Sollicitatieperikelen

De personeelsverantwoordelijke verontschuldigt zich, staat op en trekt de deur van de vergaderruimte open. Uit een radio schettert te luide muziek. “Dames, dames, kan het asjeblieft wat rustiger, ik ben in gesprek met een sollicitante!” Door de belabberde akoestiek galmt het na in het voor mij onzichtbare aangrenzende kantoor. Het is amper 9 uur en mijn alarmbel is al rinkelend afgegaan in deze hoogsensitieve geest.

closeup van documenten en laptop op tafel met sollicitant en interviewer

Het getetter gaat over in gedempt gemurmel. De getergde man neemt opnieuw plaats, schuift ongemakkelijk heen en weer op zijn stoel en alsof er iets dient gerechtvaardigd te worden, vervolgt hij glunderend: “Ons bedrijfsbeleid is gefocust op een familiale en gemoedelijke sfeer tussen onze werknemers. Dat wordt aangemoedigd door uitstappen en het jaarlijkse teambuildingweekend, en op vrijdag eten we gezellig samen frietjes. We zijn één grote familie.” Ik heb helemaal niets tegen een jaarlijkse borrel of een dagelijks ontspannen babbel met een collega, maar een brandkastdeur knalt toe in mijn hoofd en de alarmbel is abrupt overgegaan in een galmende scheepsklok. Het damesteam voert inmiddels giechelgesprekken, onderbroken door een af en toe rinkelende telefoon. Vreemd genoeg is er nog steeds geen woord gezegd over de jobinhoud.

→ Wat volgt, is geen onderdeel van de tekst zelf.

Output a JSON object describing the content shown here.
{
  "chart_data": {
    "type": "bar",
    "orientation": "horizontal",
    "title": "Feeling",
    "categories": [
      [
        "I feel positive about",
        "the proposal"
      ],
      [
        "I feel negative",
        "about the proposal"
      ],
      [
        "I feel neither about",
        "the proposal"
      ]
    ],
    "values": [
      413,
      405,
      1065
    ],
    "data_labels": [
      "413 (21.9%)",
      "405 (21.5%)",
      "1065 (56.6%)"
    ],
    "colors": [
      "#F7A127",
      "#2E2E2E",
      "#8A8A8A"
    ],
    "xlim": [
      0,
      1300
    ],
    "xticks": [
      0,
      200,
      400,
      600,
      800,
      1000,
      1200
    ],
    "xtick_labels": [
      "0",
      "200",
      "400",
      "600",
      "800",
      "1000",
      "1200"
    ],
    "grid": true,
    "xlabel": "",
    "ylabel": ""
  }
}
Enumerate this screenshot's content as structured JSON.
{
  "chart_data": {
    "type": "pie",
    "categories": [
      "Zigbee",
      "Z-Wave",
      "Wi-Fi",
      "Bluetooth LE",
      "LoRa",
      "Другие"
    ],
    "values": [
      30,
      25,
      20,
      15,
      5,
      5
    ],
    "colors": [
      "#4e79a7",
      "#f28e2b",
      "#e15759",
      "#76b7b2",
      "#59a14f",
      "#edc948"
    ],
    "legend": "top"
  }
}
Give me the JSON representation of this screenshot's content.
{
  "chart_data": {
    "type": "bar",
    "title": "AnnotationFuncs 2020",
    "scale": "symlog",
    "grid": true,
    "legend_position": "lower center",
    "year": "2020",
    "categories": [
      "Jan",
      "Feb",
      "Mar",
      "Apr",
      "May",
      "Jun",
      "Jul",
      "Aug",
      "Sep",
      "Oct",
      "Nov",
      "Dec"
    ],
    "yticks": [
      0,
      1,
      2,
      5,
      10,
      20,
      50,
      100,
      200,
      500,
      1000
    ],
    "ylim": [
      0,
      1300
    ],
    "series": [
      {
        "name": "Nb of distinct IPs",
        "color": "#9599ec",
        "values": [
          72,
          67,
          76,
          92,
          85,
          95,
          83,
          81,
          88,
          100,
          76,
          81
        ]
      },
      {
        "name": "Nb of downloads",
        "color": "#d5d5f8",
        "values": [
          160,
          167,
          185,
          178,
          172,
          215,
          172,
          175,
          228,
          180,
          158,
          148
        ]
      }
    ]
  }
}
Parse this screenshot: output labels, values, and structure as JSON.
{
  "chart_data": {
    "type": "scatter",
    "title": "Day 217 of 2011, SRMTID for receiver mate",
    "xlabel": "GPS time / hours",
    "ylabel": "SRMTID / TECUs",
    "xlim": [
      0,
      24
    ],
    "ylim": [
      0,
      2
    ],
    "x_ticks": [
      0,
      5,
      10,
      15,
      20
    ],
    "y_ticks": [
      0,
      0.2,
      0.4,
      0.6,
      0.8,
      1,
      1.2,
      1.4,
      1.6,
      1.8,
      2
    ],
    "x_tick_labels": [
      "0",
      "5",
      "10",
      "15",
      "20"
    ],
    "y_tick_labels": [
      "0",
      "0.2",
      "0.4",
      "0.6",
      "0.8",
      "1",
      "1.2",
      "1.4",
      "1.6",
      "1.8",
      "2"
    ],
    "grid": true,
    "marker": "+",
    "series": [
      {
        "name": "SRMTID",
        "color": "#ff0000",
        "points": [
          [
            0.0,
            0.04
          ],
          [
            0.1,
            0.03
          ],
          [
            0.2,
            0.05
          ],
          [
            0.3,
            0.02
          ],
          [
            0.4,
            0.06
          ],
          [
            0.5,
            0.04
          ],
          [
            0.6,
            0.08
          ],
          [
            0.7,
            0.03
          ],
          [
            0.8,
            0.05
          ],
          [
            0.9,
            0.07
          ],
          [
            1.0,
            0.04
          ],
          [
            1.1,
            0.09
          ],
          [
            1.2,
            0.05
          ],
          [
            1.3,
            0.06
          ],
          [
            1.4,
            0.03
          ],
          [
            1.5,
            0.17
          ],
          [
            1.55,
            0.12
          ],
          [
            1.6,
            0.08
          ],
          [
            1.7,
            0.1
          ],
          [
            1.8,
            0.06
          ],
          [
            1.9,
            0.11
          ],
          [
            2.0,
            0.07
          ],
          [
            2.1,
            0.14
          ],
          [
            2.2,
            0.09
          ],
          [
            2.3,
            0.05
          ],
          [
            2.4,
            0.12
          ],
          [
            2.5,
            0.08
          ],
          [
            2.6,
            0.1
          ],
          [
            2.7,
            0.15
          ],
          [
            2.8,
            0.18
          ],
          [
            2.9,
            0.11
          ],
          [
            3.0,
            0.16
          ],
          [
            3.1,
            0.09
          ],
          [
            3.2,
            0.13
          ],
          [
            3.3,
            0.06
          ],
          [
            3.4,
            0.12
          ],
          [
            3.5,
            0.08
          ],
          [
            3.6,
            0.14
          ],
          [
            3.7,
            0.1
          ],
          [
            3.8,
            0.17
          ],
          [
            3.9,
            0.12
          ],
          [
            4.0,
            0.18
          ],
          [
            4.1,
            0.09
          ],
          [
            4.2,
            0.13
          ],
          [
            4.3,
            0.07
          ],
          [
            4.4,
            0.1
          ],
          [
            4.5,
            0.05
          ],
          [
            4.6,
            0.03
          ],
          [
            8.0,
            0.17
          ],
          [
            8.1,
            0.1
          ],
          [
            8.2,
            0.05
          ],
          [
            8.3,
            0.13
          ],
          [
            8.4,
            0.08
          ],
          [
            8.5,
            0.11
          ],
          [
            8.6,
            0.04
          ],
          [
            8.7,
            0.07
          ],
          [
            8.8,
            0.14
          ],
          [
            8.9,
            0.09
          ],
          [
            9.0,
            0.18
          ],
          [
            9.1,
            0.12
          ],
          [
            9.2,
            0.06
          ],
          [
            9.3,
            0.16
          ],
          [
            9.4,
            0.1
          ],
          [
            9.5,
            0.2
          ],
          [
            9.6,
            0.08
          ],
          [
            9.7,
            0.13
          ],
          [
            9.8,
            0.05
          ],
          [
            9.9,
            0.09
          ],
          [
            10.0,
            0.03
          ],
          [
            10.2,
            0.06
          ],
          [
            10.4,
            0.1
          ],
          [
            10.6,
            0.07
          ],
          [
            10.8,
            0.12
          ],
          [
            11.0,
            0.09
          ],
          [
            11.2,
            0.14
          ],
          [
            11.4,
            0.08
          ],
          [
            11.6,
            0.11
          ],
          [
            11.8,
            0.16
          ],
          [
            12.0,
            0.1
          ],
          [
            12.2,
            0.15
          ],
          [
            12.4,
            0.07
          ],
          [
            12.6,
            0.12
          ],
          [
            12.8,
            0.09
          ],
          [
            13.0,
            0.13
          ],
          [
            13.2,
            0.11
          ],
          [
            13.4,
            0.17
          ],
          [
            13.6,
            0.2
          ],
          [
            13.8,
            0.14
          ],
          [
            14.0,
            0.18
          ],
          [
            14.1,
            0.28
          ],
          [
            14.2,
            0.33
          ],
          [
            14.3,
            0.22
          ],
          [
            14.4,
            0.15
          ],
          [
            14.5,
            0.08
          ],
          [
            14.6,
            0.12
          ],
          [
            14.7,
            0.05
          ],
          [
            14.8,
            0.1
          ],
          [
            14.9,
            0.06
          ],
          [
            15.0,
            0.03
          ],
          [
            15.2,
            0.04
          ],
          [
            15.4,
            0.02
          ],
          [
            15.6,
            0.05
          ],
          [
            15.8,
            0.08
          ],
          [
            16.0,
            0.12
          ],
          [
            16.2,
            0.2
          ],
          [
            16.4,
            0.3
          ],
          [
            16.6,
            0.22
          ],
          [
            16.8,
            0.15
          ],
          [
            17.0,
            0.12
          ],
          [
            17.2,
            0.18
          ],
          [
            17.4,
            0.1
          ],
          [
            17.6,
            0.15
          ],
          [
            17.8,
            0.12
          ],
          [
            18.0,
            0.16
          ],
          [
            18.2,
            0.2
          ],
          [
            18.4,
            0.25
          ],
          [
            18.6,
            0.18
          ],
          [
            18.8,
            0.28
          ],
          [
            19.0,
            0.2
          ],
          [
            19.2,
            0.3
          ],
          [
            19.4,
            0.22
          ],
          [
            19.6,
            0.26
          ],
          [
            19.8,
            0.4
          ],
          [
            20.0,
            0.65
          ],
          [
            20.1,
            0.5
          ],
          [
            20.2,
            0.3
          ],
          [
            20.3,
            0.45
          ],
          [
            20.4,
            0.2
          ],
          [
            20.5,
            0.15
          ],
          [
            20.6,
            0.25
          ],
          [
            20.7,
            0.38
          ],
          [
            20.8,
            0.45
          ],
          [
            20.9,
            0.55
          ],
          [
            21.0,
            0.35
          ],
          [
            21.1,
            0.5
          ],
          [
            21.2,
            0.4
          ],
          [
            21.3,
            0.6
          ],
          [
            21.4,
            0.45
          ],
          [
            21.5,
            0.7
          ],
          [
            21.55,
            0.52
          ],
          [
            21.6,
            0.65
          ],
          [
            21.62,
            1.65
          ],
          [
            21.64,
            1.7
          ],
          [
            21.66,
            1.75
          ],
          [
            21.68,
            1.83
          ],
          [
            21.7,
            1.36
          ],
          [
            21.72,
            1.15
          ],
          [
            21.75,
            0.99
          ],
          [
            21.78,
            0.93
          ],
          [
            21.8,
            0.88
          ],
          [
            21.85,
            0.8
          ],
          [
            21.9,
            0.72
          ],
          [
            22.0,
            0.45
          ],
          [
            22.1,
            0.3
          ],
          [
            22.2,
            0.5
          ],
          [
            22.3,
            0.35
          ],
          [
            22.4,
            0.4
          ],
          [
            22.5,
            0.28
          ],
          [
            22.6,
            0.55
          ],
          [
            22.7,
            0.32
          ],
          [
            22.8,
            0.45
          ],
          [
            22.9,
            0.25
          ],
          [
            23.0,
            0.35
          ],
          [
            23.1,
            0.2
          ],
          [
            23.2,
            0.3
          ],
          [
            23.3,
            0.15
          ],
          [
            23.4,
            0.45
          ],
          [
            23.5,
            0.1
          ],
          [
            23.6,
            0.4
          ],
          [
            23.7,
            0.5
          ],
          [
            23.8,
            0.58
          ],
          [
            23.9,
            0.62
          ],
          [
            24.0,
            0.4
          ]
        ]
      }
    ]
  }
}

Flarden herinneringen aan de voorbije dertig werkjaren flitsen voorbij. Arbeidsnormen zijn ingrijpend veranderd. Vroeger voerde je je job uit binnen de arbeidstijden, je ging ’s avonds naar huis en dat was het. Anno 2019 zijn we door de snel evoluerende communicatietechnologie ook bereikbaar tijdens onze vrije tijd waardoor de stressmeter in het rood gaat. Meer en meer voelen werkgevers zich verplicht ter compensatie ontspanningsmomenten in te lassen. Feestjes, samen lunchen of sporten, de kroeg in op de hoek om het weekend in te zetten. Het houdt niet op. Niet bepaald iets voor een hoogsensitieve ziel die gefocust is op de job en meestal perfectionisme nastreeft, wat op anderen bedreigend kan overkomen. Jaloezie kan ik niet plaatsen op de werkvloer… afgunst omdat je ’t goed kan vinden met een collega of een overste, of omwille van een promotiekans. Ja, ik stond vaak al na een paar dagen aan de zijlijn met het etiket ‘de rare’ op mijn voorhoofd geplakt. Dus gingen we weer jobhoppen met een curriculum vitae dat leest als een te lange, slechte roman.

Dus gingen we weer jobhoppen met een curriculum vitae dat leest als een te lange, slechte roman.

Should I stay or should I go

Ter plaatse neem ik een besluit want er is zopas een elastiekje in mijn hoofd geknapt. Ik kan het niet meer, wil gewoon mezelf blijven. “Ik ga niet aan touwen hangen in de Ardennen tijdens een teambuilding”, onderbreek ik nogal onbeleefd zijn eindeloze pleidooi over hun onderlinge familiale sfeer. De personeelsverantwoordelijke bekijkt me met een verwarde, vorsende blik… Zijn pen blijft besluiteloos over de blanco notablok zweven. Je ziet haast zijn denkballonnetje hangen: “Weer zo’n excentrieke met een hoekje af, wat moet ik daar nou mee?”

Ik veer op, schud hem de hand: “Dank voor uw tijd, maar dit voelt niet goed, er is geen klik, veel succes gewenst”, en ren zowat naar buiten. Op de bedrijfsparking start ik met trillende handen de auto en op de radiotonen “Should I stay or should I go?" rijd ik luidkeels zingend naar huis en ik kalmeer wat. Het voelt bevrijdend. Een ander hoofdstuk dient zich aan.

Kort daarop raadde een bedrijfscoach me aan zelfstandig in bijberoep te starten. Een schot in de roos voor mij. Werken wanneer je wil en vooral met wie. De kleine familiebedrijven trekken me aan omwille van hun normen en waarden. Een beperkt aantal mensen werkt samen als een geolied team. Wie niet past in de bedrijfscultuur gaat op zoek naar een andere job. Je doet je werk naar behoren of gaat eruit. Zo simpel is dat… Ach, het laatste sollicitatiegesprek heeft vast ook zijn nut gehad, ze hebben daarmee weer genoeg gespreksstof aan de koffiemachine.

De alarmbel is abrupt overgegaan in een galmende scheepsklok.